The big irony with vintage Corvettes is the assumption that, because of their fiberglass bodies, rust isn’t an issue, when it’s actually the most important factor to consider. The two areas of concern are the frame and the “birdcage” structure that serves as the underlying framework to which the body is attached.
The birdcage structure includes the windshield frame, door hinge pillar, door lock pillar, the underlying framework for the roof, and the rockers. Because most of the birdcage is hidden by the body, it is difficult to discern if there’s a problem, but telltale clues include window moldings that have popped off their mounts and/or won’t sit flush against the window frame. Also: The condition of the radiator core support lower channel is a good indicator. If it’s bad, it’s a good bet the birdcage is, too.
Frame rust is common, too, and much easier to discern during an inspection. It is not necessarily a deal-breaker, though, especially compared to the birdcage. Depending on the extent of frame rust, it can be repaired. It’s not an inexpensive project, but it’s doable. Birdcage rust, on the other hand, should be considered a deal-breaker. It’s not a financially feasible repair project.
Additionally, these Corvette bodies were assembled from many components that were joined with reinforcing lengths of fiberglass known as bonding strips.
They have always been difficult to repair — or, at least, to repair properly.
Over the years, many do-it-yourselfers and inexperienced body shops tackled it in the best ways they could, but the results often manifested in flaws that emerged later. Uneven body gaps and panel flushness are the biggest indicators of less-than-stellar bodywork. It’s true the factory tolerances in the early days were comparatively generous, but Chevrolet actually did pretty well at it, so poor body fit that is readily apparent is a red flag.
Even if the gaps look good, examine the car indoors and under fluorescent lighting, whenever possible. It will reveal flaws or signs of repairs that sunlight masks. Typically, this will show where splices in the fiberglass may have been made, such as where the nose of the car was cut off and another section joined.

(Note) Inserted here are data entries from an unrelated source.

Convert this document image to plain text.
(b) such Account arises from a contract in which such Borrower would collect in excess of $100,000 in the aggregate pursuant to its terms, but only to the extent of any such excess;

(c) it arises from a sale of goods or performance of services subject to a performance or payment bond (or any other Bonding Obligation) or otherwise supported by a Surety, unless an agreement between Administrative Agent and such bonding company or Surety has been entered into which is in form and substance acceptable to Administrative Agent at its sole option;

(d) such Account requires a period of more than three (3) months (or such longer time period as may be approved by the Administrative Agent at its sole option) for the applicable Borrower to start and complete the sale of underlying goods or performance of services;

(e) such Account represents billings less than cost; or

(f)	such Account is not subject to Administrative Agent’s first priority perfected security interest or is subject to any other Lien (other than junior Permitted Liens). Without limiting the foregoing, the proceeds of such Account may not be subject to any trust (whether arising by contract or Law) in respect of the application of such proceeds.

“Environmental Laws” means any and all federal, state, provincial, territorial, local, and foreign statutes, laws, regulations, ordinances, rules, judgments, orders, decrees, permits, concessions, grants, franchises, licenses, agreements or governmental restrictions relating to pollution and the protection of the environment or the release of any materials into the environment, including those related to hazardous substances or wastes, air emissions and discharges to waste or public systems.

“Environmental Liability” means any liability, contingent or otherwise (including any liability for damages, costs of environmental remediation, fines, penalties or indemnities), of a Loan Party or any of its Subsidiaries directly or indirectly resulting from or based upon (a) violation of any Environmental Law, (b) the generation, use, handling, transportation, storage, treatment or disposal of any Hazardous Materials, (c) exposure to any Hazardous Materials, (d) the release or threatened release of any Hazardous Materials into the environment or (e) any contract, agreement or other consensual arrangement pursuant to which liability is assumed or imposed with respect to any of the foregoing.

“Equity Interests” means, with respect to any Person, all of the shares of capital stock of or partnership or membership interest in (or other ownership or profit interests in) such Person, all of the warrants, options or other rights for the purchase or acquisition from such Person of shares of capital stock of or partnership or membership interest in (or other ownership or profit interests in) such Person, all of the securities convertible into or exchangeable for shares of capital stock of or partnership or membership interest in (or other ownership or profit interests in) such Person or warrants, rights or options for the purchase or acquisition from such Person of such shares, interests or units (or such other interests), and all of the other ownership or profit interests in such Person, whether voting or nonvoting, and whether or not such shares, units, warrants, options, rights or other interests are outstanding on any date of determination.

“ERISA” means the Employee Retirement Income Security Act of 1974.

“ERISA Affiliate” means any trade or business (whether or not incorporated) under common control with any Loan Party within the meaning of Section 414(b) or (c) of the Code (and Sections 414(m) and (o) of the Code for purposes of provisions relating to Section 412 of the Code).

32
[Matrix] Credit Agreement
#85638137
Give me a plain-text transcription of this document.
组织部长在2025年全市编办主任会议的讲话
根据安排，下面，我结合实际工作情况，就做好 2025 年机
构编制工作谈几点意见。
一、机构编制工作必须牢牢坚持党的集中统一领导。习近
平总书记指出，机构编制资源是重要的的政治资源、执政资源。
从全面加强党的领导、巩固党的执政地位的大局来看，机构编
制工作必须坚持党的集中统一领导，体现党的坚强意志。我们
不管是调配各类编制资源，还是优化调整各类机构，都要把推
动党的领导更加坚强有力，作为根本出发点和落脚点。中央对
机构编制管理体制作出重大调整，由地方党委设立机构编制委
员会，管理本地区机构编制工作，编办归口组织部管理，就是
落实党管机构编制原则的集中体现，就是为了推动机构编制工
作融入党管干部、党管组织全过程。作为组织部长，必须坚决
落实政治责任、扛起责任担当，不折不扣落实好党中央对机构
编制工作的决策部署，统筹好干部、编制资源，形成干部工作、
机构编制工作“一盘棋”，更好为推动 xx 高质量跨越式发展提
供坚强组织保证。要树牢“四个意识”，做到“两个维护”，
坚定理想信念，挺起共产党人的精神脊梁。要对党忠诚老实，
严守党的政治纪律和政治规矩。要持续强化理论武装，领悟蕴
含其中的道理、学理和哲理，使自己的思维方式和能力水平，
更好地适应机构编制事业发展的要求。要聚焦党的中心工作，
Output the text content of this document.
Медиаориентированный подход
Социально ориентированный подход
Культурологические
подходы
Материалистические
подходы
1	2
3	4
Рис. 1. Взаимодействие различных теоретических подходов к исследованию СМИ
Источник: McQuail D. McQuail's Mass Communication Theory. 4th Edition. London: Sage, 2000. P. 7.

Much of the rest of a C2’s inspection follows the guidelines for examining other collector cars, which we’ve applied to the ’67 our friend was interested in purchasing. Notably, we’re not talking about prices or value here — only whether the car’s physical condition lived up to his goal of finding a fair-weather driver and not a project vehicle.
In other words, it was all about not getting stung by a Sting Ray.